Emanuel's predecessor, Andy Card, who served as President George W. Bush's chief of staff for five years - the longest stretch for any chief of staff since the 1950s - said today that the most important function of a White House chief of staff is to help the president do his job.

"And, being very candid with him - if the emperor has no clothes on, tell him he's naked!" Card said on CBS' "The Early Show." "But really, the job of the chief of staff is to make sure the president has all of the tools necessary to do his job, including being responsible for making sure his state of mind is right. So, it's not just about the policy or the performance, it's also about taking care of the psychology."

Card said it was a bigger job than serving an individual: "You are also serving the institution of the presidency. There is a great tendency to want to make an easy decision for the president but it's the wrong decision for the country - or for the presidency, Article II. And so, you have to step back. Chiefs of staff have to have peripheral vision; Most of the people who work at the White House have tunnel vision.

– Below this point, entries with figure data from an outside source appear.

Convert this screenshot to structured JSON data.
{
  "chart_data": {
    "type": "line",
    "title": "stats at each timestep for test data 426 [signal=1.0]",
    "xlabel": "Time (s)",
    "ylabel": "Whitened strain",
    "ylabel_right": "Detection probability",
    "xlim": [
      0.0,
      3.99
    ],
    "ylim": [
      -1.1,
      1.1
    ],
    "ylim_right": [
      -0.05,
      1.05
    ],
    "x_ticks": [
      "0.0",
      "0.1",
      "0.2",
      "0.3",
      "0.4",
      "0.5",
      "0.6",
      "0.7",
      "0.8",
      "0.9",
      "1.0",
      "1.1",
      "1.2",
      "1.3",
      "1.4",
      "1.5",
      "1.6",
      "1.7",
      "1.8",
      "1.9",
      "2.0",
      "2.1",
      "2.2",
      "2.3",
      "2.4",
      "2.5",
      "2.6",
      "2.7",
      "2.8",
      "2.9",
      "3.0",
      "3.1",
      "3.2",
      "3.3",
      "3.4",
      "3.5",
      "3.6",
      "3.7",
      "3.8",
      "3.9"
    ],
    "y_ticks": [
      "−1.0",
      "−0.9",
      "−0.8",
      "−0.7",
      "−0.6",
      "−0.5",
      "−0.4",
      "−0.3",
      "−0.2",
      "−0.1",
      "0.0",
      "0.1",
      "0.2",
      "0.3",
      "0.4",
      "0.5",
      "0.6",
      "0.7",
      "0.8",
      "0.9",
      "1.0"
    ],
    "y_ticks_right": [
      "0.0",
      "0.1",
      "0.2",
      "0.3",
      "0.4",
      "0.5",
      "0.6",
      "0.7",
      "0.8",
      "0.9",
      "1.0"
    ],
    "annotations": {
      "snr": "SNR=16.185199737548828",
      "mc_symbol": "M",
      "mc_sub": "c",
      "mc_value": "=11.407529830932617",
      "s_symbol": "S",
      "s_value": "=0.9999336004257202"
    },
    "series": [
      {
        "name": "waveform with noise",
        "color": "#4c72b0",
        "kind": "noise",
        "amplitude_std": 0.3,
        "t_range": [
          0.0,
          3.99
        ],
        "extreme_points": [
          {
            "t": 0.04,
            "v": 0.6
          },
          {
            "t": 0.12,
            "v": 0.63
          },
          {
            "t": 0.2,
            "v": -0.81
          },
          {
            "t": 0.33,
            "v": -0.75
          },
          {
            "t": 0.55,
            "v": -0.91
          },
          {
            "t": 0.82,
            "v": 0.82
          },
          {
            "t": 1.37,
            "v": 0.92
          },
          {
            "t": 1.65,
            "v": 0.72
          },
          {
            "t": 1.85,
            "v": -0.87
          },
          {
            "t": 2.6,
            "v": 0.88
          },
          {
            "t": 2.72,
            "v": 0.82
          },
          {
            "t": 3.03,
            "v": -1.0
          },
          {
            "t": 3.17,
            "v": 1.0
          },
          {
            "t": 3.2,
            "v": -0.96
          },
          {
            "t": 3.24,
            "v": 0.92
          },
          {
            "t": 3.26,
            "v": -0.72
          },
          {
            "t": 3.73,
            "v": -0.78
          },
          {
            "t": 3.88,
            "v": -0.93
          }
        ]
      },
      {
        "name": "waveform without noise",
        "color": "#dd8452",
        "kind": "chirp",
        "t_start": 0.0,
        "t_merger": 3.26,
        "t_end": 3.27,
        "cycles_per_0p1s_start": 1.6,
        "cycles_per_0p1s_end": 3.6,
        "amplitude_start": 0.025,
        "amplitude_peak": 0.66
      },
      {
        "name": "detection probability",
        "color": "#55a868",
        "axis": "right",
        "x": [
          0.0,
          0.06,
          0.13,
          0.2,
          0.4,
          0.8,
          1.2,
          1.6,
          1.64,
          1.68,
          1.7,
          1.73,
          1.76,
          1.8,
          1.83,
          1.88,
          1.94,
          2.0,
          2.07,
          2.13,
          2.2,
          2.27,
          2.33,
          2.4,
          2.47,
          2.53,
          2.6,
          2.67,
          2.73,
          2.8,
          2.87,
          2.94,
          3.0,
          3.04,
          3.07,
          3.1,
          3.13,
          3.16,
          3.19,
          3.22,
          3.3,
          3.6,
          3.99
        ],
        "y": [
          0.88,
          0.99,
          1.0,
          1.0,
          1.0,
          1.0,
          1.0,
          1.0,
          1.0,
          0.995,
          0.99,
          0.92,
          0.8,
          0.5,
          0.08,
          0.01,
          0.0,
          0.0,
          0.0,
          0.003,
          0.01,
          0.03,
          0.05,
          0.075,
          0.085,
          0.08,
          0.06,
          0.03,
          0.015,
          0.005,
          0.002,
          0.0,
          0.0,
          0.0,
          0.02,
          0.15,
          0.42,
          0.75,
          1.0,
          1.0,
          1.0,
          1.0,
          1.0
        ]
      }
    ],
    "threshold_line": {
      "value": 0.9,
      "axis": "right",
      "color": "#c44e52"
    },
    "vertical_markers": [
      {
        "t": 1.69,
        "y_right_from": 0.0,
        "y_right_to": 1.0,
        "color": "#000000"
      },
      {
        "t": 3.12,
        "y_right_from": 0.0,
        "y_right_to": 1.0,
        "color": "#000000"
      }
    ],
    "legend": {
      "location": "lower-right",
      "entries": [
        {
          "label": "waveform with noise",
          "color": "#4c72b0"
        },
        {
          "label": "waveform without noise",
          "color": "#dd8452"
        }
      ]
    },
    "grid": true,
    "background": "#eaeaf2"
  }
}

"Everyone lobbies the chief of staff - staffers, people outside, inside," Card said. "Even sometimes the president will want to do things the president shouldn't and it's the chief of staff's job to say, 'I know you want to do it, but you can't do it now.'"

"When you say that," asked anchor Harry Smith, "how does a president normally respond?"

"With disdain!" he laughed.

"I actually compliment Rahm Emanuel on how he did the job," Card said. "I don't agree with his politics, I don't agree with his philosophy, I didn't agree with the policy, but I think he did serve President Obama very well and helped President Obama accomplish what he wanted to do."